Recognizing and respecting proper boundaries goes without saying. But beyond that, I believe our relationships and interactions would look much different if we allowed ourselves to be genuine more often. Really, we’re all screwed up in some way or another. Why pretend we’re not? Admitting it gives us more credibility to reach out to others. 


You close one chapter with a question "If they couldn't find hope in their church, not even with their pastor, to whom could they turn?" What would you want your readers to discover as a result of your book?

We impact others more than we realize. I’d want readers—and me too—to ask ourselves, “Do we hurt other people for the sake of our pride?” And if so, how much is it worth to hurt another soul? 


Randy, in a flashback by Hunter, responds to the question of whether he knew anybody gay, with "Don't make me puke, Can you imagine how disgusting that would be? They should round 'em up and keep 'em together in a colony or something, like they used to do with the fucking lepers." Yet, later in adult life Randy came and told him he supported Hunter. What do you want the readers to see in that dramatic change of heart?
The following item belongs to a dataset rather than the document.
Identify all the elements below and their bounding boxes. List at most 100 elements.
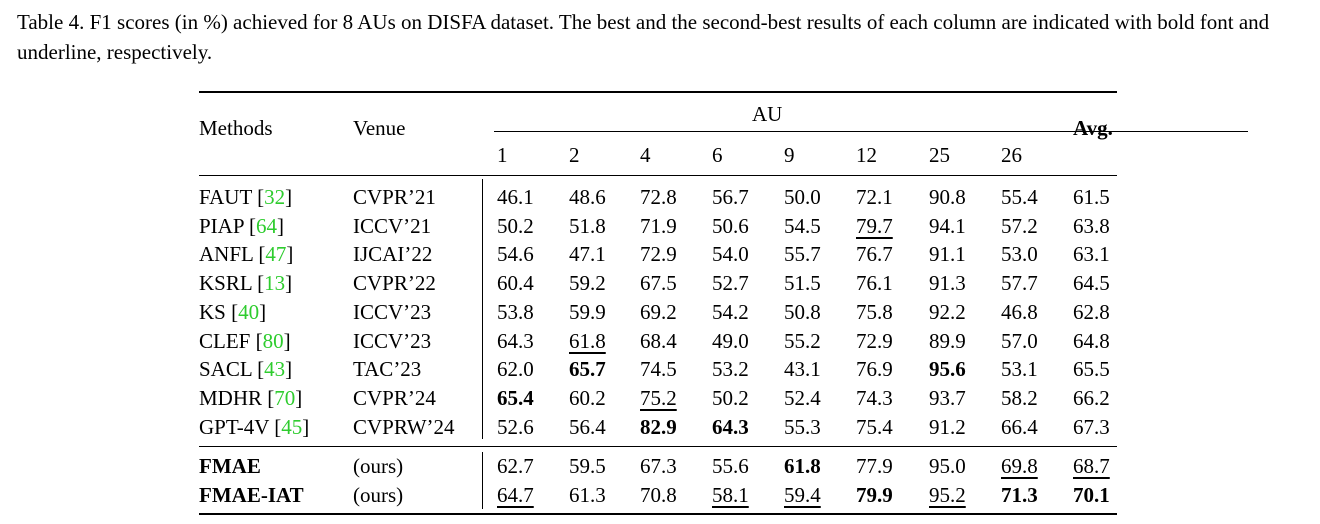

We all grow. We all deal with regrets about how we've treated people, and I wanted to illustrate that in Randy. Randy made that original remark as a teenager. During those coming-of-age years, amid the insecurities inherent in them, we enter self-preservation mode. For most young males, the mere suspicion that he might be gay is among his worst nightmares. Oftentimes, they overcompensate as a defense mechanism, saying whatever they need to say to either hide the fact those feelings exist or to prove its non-existence. That early remark shows Randy in overcompensation mode. Randy didn't intend to hurt anyone; the poor kid was just scared.


One of the results of Hunter being "outed" was the response of "Christians." One pastor and others immediately took the offense, quoting scripture... Yet another pastor, used many parts of the Bible to explain what really might be the intent of scripture. Bottom line, John, from your study and research for the Book, what does God say about homosexuality?

People can come up with arguments on both sides of the issue, citing words and language translations and historical contexts. Personally, I’d rather look at how God says to treat others: with love and mercy. Love never fails. Love believes the best about others. More than anything, we need to know we’re loved. If love exists, the rest is covered. We can agree, or we can agree to disagree, but we love nonetheless.


And based upon that answer, what do you personally believe about those who identify themselves as homosexual?

Frankly, I don’t consider sexuality a factor that defines a person. We can be homosexual, heterosexual, male, female, black, white, high income, low income, highly educated, little educated, or any degree in between. Those are all surface-level characteristics, but who we truly are—that exists entirely in the heart. It’s the aspect of us that cannot be physically seen, yet it manifests itself in how we treat others.

Thank you John for this wonderful time of discussion! God Bless your continued writing!